The Status of Canadian Oil Production
This is a guest post by Roger Blanchard, Assistant Professor of Chemistry, Lake Superior State University, Sault Ste. Marie, MI, and the author of “The Future of Global Oil Production”, McFarland & Company, 2005.
A recent article concerning the upcoming impact of Mexico’s declining oil production, “With Mexico Poised to Deliver World's Greatest Oil Shock Since 1970s, U.S. Seeks Canada's Help” stated the following:
"U.S. industry and government officials have been talking with Canada about a sharp increase in production from the Alberta oil sands region since at least early 2006, according to Canadian press reports. In response, Canadian oil output, nearly all of it from Alberta's oil sands, is forecast to be up 9% this year." (Actually only about half of Canada’s oil production comes from oil sands)
Often, when articles are written about oil supply issues, it appears that the author hadn't actually looked carefully at the data he or she is writing about.
If one actually looks at Canadian oil production data, one could attribute about half of Canada's increase this year, through May(preliminary data), to Atlantic Canada. Through May, Atlantic Canada's production increase was 81,055 b/d (From the Canada-Newfoundland and Labrador Offshore Petroleum Board) while that of Canada's oil production (crude + condensate) was up 165,000 b/d (U.S. DOE/EIA). The U.S. DOE/EIA frequently revises their preliminary numbers so it wouldn’t be surprising if they revise their number for Canada, quite possibly downward.

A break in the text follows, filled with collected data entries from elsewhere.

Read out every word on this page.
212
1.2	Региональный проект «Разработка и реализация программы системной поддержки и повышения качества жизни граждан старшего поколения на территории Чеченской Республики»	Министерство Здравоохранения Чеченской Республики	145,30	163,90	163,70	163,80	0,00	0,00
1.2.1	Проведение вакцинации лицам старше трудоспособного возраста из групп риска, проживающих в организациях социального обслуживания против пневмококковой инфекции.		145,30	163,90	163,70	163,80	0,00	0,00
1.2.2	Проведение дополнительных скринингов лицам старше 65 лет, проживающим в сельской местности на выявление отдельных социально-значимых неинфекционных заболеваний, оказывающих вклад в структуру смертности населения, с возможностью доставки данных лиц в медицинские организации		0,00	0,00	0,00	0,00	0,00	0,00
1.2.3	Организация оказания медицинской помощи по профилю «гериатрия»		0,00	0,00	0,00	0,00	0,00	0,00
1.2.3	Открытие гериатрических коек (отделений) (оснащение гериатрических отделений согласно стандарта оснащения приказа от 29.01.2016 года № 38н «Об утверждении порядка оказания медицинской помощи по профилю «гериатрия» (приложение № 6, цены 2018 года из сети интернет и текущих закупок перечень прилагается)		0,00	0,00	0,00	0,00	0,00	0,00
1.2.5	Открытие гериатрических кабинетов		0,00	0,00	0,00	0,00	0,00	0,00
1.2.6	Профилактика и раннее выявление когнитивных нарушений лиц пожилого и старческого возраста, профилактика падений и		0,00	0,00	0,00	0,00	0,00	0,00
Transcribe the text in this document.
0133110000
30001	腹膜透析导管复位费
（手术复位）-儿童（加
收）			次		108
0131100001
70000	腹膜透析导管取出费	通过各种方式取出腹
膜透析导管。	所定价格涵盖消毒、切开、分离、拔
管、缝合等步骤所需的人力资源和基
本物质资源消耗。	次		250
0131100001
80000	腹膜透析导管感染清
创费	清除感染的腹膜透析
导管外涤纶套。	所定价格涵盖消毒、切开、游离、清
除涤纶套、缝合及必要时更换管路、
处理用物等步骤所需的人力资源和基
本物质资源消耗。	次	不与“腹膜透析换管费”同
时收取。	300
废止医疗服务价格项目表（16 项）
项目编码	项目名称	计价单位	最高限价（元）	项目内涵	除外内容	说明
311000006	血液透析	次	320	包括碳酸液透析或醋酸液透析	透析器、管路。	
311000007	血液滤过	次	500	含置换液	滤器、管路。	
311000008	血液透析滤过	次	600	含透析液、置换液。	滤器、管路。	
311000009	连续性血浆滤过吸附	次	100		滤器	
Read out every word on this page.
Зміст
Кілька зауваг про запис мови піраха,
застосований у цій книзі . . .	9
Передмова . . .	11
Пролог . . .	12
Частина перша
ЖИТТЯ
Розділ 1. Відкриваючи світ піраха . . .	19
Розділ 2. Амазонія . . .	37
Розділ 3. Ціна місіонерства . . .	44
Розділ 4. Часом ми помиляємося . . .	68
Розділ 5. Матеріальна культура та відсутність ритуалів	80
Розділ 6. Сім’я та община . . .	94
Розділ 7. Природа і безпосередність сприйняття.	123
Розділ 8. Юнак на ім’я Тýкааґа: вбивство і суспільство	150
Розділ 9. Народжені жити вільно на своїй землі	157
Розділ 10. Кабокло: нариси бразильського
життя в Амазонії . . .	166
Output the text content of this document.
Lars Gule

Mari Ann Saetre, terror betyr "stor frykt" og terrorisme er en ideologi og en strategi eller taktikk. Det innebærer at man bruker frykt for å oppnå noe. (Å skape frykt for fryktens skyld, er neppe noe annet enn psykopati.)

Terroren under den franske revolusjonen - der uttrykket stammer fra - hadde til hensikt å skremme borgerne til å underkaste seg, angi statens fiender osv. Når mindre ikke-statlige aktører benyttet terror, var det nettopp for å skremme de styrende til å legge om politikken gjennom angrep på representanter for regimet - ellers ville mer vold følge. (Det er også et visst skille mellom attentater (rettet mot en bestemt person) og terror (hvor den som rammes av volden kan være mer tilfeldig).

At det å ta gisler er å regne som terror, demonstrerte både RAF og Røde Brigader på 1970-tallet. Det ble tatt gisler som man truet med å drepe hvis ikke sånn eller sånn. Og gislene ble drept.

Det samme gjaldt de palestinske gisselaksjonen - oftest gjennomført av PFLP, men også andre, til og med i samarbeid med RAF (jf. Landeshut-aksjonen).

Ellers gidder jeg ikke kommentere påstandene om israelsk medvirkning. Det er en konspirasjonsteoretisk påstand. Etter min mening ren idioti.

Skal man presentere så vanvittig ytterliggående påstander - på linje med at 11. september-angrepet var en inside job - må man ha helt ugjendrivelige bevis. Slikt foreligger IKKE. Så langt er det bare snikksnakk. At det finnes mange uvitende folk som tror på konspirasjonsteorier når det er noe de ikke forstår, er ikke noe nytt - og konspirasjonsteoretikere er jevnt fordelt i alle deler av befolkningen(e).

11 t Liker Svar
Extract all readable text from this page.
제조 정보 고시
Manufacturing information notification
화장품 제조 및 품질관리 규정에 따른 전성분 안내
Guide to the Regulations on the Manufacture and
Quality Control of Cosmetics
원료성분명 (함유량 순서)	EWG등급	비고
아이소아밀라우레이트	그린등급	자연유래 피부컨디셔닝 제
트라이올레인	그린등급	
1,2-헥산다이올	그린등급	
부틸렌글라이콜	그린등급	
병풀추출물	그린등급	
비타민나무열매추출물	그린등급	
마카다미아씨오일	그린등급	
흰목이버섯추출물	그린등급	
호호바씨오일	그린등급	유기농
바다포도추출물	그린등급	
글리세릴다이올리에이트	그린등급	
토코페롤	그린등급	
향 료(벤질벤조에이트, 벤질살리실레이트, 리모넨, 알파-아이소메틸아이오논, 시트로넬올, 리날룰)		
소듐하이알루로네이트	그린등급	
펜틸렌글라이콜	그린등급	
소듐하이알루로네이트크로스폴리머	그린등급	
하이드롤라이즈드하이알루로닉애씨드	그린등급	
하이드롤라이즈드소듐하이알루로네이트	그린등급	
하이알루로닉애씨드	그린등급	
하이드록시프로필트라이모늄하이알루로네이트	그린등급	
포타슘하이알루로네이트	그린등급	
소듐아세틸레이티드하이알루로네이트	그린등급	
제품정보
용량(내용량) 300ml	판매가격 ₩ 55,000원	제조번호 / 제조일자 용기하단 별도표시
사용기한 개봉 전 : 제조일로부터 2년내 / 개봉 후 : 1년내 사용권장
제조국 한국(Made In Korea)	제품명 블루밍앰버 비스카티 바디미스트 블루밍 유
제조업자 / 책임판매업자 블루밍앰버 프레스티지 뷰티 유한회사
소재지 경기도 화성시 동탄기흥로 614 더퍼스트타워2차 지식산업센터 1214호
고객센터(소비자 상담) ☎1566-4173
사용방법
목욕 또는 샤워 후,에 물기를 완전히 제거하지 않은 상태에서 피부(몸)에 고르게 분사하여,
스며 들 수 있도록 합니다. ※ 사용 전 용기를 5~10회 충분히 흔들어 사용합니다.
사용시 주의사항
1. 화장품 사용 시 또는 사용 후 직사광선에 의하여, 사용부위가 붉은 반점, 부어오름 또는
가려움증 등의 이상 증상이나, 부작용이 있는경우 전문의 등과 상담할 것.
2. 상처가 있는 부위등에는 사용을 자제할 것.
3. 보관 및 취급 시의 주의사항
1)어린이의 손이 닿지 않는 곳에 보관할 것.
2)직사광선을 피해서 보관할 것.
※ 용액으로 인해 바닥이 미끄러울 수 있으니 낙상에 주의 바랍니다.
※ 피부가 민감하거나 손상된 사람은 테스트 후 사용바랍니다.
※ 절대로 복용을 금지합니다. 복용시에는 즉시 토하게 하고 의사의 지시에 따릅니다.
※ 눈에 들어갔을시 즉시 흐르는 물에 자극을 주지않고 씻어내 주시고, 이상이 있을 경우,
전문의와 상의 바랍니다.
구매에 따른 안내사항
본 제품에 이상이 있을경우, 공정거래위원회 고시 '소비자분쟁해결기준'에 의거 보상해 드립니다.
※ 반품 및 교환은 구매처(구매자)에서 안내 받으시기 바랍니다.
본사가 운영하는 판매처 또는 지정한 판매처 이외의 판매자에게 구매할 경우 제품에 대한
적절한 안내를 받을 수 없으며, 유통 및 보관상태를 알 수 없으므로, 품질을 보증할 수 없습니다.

The increase in Atlantic Canada’s oil production this year has been due to a significant increase in White Rose field production (~60,000 b/d through May) and an increase due to the Terra Nova field being out of commission for much of last year with production turning down starting in April and a complete shutdown during June-October.
In the case of Atlantic Canada, I would be shocked if oil production didn't peak this year. The White Rose field is producing at a much higher rate than the projected peak. Hibernia's production has dropped steadily from ~204,000 b/d in 2004 to ~133,000 b/d this year (through May). Because Terra Nova was out of commission for much of last year, the field is producing at a much higher rate than it would have if it hadn't been down last year. I'm expecting Terra Nova and White Rose fields to experience production declines next year while Hibernia continues
What that means for Canadian oil production is that any increase in oil sands production in coming years will be partially or completely negated by declining Atlantic Canada production, as well as declining conventional production in most of the rest of Canada. It will be harder to repeat the production increase of this year in the years ahead.